### Probability - All in the mind?

We start with the simplifying assumption that the world is quantum certain. We’ll add quantum uncertainty and worry about its effects later. In a quantum certain universe, the current state of the universe completely determines the future states of the world (or universe). The connection of all the variables may be extremely complicated and may be affected by “a butterfly flapping its wings in Australia”; but the future is certainly determined by the present state of the universe. Now let us try out an experiment in such a universe. I have a biased coin. Initially I do not know what the “probability” of the coin showing up heads is. Without any prior information about the coin, I would say that the probability of the coin showing up heads is half. I then proceed to toss the coin and find that it does indeed show up heads. I repeat the experiment a few times and find that the coin shows up heads 8 times out of 10. This leads me to adjust my probability assessment of the coin showing up heads. Now I show the coin to a friend and ask him to make an assessment of the probability distribution. Again, without any prior information, my friend is going to put the probability at half. I then proceed to flip the coin again. Now here is the point to consider: what is the actual probability of the coin showing up heads – half?
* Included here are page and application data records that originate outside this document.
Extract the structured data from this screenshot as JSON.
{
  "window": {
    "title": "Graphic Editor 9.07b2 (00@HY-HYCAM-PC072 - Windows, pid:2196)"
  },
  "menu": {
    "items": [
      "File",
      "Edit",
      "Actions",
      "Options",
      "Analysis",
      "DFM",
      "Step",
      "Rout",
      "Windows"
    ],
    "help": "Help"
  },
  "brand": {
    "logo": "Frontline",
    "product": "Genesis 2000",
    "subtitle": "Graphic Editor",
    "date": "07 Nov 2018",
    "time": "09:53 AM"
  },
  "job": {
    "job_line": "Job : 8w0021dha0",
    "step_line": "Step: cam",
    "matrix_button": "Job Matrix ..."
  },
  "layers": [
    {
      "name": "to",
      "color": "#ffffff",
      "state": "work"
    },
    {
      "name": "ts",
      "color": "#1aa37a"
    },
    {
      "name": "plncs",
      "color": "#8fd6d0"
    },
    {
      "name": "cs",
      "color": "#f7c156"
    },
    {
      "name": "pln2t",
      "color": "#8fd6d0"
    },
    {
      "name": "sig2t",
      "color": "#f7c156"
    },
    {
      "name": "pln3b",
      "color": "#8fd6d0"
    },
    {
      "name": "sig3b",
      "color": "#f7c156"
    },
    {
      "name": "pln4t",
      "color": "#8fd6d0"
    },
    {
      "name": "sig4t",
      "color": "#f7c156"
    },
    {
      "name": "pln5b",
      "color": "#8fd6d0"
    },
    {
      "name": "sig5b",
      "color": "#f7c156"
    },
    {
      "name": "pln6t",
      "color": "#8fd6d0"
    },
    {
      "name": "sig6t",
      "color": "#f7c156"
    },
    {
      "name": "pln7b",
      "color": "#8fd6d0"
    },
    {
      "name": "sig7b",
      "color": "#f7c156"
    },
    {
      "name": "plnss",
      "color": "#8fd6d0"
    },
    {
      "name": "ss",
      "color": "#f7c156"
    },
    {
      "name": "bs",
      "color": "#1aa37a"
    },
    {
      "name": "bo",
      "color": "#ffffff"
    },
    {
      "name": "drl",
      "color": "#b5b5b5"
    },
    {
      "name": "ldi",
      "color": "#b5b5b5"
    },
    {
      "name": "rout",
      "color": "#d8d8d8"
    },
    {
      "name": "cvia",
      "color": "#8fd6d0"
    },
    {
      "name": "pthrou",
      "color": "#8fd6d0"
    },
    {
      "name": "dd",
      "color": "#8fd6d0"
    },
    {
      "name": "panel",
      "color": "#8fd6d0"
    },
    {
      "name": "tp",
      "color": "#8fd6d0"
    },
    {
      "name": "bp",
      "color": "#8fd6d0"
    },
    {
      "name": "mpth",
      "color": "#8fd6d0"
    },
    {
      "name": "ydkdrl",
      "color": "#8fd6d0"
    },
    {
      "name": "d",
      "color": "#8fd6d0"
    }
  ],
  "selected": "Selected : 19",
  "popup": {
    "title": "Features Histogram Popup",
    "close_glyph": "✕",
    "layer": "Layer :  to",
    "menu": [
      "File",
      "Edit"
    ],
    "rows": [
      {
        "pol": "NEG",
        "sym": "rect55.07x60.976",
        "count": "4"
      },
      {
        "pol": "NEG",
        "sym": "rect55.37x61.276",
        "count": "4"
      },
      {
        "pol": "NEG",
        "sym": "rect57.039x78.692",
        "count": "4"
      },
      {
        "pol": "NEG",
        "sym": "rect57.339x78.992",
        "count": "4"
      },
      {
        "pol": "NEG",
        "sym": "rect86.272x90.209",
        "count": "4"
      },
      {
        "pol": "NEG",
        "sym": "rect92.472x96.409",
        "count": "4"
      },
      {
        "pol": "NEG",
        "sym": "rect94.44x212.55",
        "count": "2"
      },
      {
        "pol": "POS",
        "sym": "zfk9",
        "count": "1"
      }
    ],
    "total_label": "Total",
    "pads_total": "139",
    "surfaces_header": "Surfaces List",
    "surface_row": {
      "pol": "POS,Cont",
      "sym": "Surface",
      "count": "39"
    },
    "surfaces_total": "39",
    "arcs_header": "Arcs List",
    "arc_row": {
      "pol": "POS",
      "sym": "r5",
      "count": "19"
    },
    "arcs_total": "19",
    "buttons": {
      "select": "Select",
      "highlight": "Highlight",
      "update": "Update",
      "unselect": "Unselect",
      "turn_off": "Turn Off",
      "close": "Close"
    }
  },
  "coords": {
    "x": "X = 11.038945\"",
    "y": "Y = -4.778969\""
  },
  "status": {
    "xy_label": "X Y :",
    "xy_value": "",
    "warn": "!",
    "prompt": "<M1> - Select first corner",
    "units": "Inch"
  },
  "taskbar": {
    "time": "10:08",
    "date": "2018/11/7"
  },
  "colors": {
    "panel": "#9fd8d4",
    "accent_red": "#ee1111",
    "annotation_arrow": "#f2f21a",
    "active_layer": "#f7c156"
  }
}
Or 0.8? Clearly, my friend’s or my belief should not affect the outcome of the toss at all. Indeed, in a quantum certain world, the end result of this experiment is already decided – only we don’t know what it is. So in this case probability is indeed only in our mind and it has nothing to do with the act of flipping the coin at all. It may be argued that probabilities should not be interpreted as being assigned to a single event but as the statistics arising out of several repetitions of an experiment. However, if the world is quantum certain, why should it be the case that asymptotically the coin will continue to show the same statistical probability of showing up heads 8 out of 10 times? Why may not the predetermined chain of events lead to a completely different statistical behavior in the long run?

Now, let us add quantum uncertainty. This clearly allows probabilities to be “out there” instead of being only a figment of our imagination. However, there is still a problem. Why is it that uncertainties at the level of the tiny atomic/sub-atomic particles so precisely affect and control the probabilities of much more coarse-grained events like coin flips and card selections? How do uncertainties at the quantum level lead to such probability distributions that can be so easily analyzed, like say the probability of picking a king of spades from a pack of 52 cards? Do they infact affect these events at all? Or are these probabilities (of gross events, not quantum events) still only creations of our imagination; a statement of our ignorance of the state of the world?